Proteína e ReproduçãoAs vacas leiteiras em lactação demandam grandes quantidades de aminoácidos metabolizáveis para a síntese da proteína do leite. É comum que as rações para lactação contenham níveis de proteína bruta de 16 e 18% de sua matéria seca total. As dietas com proteína bruta limitada podem comprometer o crescimento microbiano e a fermentação ruminal, que muitas vezes se refletem em diminuição do consumo de ração e da produção de leite. Por outro lado, a proteína em níveis acima do que as vacas necessitam tem sido envolvida em aumentos nas concentrações de amônia e ureia no leite e no sangue, que são usadas como marcadores de fertilidade reduzida (Butler, 1998). A sugerida diminuição na fertilidade em bovinos alimentados com excesso de proteína é causada por alterações na fisiologia uterina, com uma queda no pH uterino durante o início da fase lútea do ciclo estral (Butler et al. 1998). Um ambiente uterino mais ácido contribui menos para a manutenção da prenhez em bovinos (Ocon e Hansen, 2003). Este efeito parece estar restrito aos estágios iniciais do desenvolvimento embrionário (Rhoads et al. 2006).
Como durante a lactação as vacas leiteiras de alta produção são mais eficientes na utilização de fontes de proteína quando as dietas têm níveis moderados de proteína bruta e são balanceadas para fornecer proteína metabolizável e aminoácidos limitantes (Noftsger e St. Pierre et al., 2003), não se justifica utilizar dietas com concentrações de proteína que irão aumentar o nitrogênio ureico e prejudicar a fertilidade.
Energia e reproduçãoA ingestão de energia parece ter o maior impacto sobre o status energético de vacas leiteiras em lactação. Villa-Godoy et al. (1988) relataram que a variação no balanço energético de vacas Holandesas após o parto foi influenciada principalmente pela IMS (r = 0,73) e menos pela produção de leite (r = -0,25). Por isso, as diferenças entre as vacas com relação à gravidade do BEN estão mais relacionadas com o teor de energia que consomem do que com a quantidade de leite que produzem. Durante os períodos de BEN, as concentrações de glicose, insulina e IGF-I no sangue são baixas, assim como a frequência de pulsos de GnRH e LH. As concentrações plasmáticas de progesterona também são afetadas pelo balanço energético das vacas leiteiras. Foi demonstrado que estes metabólitos e hormônios afetam a foliculogênese, a ovulação e a produção de esteróides in vitro e in vivo. O exato mecanismo pelo qual a energia afeta secreção de hormônios de liberação e gonadotropinas não é bem conhecido, mas está claro que níveis mais baixos de glicose, IGF-I e insulina no sangue podem mediar este processo.

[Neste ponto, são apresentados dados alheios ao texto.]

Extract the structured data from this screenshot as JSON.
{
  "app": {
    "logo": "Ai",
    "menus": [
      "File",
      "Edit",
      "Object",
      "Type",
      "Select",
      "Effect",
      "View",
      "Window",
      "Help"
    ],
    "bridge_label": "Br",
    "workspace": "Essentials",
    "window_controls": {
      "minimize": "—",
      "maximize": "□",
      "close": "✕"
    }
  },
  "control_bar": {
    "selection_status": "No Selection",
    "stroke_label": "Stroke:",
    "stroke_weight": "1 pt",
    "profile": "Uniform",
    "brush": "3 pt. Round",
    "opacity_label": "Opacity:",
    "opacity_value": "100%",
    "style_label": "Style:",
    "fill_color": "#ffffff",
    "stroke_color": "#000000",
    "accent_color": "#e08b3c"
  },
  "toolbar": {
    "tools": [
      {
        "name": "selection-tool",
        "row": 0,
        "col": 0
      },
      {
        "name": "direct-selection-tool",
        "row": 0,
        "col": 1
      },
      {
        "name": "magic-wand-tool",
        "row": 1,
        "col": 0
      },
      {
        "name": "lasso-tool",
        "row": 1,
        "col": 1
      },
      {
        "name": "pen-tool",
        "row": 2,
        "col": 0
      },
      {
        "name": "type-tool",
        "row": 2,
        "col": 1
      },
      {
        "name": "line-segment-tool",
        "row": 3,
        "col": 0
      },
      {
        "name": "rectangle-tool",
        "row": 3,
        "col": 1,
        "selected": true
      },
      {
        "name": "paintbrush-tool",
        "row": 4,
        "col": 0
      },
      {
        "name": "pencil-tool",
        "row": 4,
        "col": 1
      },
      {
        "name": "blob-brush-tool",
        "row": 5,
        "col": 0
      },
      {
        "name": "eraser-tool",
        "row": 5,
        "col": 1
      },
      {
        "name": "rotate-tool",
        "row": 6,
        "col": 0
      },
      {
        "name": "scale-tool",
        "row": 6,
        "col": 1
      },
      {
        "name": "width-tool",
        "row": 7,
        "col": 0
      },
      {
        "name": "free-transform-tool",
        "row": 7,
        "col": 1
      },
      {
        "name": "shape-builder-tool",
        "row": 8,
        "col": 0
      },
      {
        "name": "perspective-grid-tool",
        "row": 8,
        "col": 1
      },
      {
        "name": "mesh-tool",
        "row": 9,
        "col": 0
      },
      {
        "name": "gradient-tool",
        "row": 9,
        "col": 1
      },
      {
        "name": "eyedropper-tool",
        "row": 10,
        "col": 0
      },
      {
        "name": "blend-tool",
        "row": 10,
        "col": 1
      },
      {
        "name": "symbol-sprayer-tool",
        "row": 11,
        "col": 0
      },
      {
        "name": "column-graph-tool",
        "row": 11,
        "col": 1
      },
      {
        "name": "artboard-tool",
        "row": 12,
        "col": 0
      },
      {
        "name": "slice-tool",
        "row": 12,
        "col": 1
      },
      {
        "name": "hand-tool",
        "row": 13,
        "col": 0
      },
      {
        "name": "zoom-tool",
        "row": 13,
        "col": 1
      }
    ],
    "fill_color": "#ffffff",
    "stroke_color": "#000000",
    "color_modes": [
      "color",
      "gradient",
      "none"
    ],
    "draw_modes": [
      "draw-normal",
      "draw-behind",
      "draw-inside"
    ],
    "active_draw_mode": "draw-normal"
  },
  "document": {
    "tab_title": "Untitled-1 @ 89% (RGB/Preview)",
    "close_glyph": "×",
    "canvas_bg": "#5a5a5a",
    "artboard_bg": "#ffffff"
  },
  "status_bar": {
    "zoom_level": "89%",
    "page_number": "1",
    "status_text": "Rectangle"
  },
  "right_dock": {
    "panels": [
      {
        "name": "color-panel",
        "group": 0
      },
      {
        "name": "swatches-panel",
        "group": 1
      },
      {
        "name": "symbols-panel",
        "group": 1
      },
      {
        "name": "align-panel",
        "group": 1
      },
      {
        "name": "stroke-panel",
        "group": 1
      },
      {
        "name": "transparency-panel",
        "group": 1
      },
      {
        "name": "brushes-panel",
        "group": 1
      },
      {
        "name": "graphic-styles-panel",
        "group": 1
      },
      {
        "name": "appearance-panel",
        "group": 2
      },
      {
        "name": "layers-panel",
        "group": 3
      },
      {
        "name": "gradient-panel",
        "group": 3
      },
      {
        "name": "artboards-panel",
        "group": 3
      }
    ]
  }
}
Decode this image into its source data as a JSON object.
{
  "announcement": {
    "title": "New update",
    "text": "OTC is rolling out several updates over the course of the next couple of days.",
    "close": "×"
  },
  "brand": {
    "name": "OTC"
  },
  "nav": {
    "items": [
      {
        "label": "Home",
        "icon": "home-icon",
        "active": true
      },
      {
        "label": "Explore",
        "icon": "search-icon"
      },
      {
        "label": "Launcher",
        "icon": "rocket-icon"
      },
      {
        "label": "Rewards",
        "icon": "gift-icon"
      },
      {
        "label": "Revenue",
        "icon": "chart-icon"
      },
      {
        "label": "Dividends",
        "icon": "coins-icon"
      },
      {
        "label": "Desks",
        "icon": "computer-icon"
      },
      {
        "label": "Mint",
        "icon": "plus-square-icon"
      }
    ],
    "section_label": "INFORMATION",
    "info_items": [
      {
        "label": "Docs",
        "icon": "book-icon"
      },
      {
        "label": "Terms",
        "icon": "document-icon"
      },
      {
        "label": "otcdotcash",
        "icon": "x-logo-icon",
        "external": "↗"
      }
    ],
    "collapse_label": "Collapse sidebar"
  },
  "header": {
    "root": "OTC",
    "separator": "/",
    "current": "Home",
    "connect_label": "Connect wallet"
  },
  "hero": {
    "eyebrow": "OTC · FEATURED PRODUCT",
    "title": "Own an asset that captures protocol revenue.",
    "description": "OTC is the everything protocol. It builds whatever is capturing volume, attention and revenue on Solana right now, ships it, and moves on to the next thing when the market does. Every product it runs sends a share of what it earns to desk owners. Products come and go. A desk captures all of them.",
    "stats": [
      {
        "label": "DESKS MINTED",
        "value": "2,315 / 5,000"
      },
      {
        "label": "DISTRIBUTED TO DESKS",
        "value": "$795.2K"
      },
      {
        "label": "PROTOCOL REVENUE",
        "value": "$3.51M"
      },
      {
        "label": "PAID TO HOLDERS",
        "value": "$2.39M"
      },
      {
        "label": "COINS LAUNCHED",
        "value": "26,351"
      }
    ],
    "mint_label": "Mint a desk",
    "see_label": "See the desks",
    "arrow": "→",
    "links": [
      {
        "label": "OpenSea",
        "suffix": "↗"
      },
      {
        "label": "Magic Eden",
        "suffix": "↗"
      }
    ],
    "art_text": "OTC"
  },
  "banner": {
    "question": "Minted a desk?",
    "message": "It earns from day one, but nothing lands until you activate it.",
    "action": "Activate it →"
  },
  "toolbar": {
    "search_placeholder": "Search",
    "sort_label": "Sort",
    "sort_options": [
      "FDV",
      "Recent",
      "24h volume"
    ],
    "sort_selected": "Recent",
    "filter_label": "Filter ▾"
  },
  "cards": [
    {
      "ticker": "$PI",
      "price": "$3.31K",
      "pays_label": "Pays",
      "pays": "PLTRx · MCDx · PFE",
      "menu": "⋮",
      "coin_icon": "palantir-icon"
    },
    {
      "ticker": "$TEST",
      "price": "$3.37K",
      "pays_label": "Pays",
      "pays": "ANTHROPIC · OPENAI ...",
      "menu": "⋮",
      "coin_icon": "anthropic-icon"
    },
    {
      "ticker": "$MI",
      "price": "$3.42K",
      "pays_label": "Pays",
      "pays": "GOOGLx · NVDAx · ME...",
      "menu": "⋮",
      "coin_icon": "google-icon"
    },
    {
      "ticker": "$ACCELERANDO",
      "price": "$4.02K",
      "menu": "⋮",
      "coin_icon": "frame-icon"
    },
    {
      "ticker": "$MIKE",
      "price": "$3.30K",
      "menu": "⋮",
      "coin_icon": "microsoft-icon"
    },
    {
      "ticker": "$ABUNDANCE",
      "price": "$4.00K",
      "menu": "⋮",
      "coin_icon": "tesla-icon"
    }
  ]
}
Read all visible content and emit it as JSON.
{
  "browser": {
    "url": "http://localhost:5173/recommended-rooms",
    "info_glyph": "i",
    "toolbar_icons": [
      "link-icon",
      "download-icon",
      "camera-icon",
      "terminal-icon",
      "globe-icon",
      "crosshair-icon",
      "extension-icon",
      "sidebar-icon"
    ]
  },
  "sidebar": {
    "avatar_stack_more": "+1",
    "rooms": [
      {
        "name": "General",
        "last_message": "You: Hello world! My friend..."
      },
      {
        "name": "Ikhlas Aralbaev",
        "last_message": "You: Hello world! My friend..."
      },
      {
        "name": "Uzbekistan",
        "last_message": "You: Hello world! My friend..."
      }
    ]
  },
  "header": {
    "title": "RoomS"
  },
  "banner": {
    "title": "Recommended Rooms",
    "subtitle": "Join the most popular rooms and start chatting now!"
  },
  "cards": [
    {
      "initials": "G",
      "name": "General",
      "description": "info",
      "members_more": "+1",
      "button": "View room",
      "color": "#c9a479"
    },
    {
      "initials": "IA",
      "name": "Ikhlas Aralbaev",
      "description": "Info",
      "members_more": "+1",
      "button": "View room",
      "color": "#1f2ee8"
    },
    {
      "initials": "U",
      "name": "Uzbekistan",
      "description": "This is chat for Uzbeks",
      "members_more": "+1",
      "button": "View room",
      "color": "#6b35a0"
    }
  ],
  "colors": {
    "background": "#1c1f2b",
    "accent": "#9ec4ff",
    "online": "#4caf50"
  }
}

Tem sido sugerido que o BEN influencia a reprodução de vacas leiteiras por seu impacto sobre a qualidade e a viabilidade do ovócito do folículo ovulatório e do CL resultante da ovulação deste folículo. Como há evidências substanciais de que os fatores metabólicos podem influenciar o início do desenvolvimento folicular, é possível que as alterações no metabolismo durante períodos de BEN poderiam influenciar os folículos pré-antrais destinados a ovular algumas semanas mais tarde, durante o período de monta. Para testar esta hipótese, Kendrick et al. (1999) dividiram aleatoriamente 20 vacas entre 2 tratamentos formulados para que as vacas consumissem 3,6% (alto nível de energia) ou 3,2% (baixo nível de energia) de seu peso corporal. Os folículos foram aspirados por via transvaginal duas vezes por semana, e os oócitos foram classificados com base na densidade do cumulus e homogeneidade do ooplasma. Vacas em melhor balanço energético (alto nível de energia) tiveram níveis intrafoliculares de IGF-I e níveis plasmáticos de progesterona mais elevados, e tenderam a produzir mais ovócitos classificados como bons. Por isto, o BEN não apenas retarda a retomada dos ciclos ovulatórios, mas também poderia influenciar a qualidade dos ovócitos quando as vacas são inseminadas.